Number 4: Royce Clayton (1.2 fWAR, 1.1 bWAR, one season as a Rockie)

There were a few shortstops that played multiple seasons with the Rockies but they had one or two good seasons and one or two bad seasons as well, like Barmes at number five and some of those who just missed the list.

Therefore, even though Royce Clayton had one season with the Rockies, he makes the list.

That one season was 2004 and he played 146 games. He hit .279/.338/.397 with an OPS+/wRC+ of 80. He had -1 DRS via both FanGraphs and Baseball-Reference so he was slightly below average.

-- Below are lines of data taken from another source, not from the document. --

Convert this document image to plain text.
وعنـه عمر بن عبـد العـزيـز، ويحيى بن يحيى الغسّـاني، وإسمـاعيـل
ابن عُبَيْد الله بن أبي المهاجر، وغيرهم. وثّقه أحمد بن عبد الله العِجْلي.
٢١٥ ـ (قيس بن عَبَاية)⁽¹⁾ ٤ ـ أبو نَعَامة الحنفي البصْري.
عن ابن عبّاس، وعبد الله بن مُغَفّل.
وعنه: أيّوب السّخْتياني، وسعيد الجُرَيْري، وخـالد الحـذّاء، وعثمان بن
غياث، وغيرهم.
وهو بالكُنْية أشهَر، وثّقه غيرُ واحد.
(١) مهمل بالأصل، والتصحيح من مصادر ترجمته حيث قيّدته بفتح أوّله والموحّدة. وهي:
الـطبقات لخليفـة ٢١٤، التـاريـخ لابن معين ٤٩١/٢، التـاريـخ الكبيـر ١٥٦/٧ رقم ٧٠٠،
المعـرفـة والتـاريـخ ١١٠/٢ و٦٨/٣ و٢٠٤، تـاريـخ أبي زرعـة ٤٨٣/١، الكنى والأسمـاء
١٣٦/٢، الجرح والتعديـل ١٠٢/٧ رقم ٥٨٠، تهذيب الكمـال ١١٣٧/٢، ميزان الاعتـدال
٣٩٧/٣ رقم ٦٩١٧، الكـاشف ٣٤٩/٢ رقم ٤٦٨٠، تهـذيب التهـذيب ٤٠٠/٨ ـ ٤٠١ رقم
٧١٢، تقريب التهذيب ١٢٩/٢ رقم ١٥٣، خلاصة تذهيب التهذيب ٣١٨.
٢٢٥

He signed with the D’backs via free agency for the 2005 season and he last played in the majors in 2007, ending a 17-year MLB career.

Number 3: Walt Weiss (2.8 fWAR, 3.8 bWAR, four seasons as a Rockie)

Walt Weiss became the Rockies shortstop in 1994 as he jumped ship from the fellow expansion Florida Marlins to the Rockies. He replaced Vinny Castilla as the Rockies’ primary shortstop as Castilla was relegated to the bench and, later, primary third baseman for the rest of the decade.

Weiss was with the Rockies through the 1997 season and in those four seasons, he averaged a .266/.375/.347 slash line and an OPS+ of 77. That high OBP is attributed to his high walk rate as he struck out less than he walked in three of the last four seasons as a Rockie. His main problem at the plate was his power, as you can see with the slugging percentage.

Defensively, defensive WAR points to him being a slightly above-average defender.

He left the Rockies via free agency and he joined the Atlanta Braves and he retired after the 2000 season. Coincidentally, he later became the Rockies manager and after he was let go following the 2016 season, he left the Rockies to join the Braves as bench coach, where he still is today.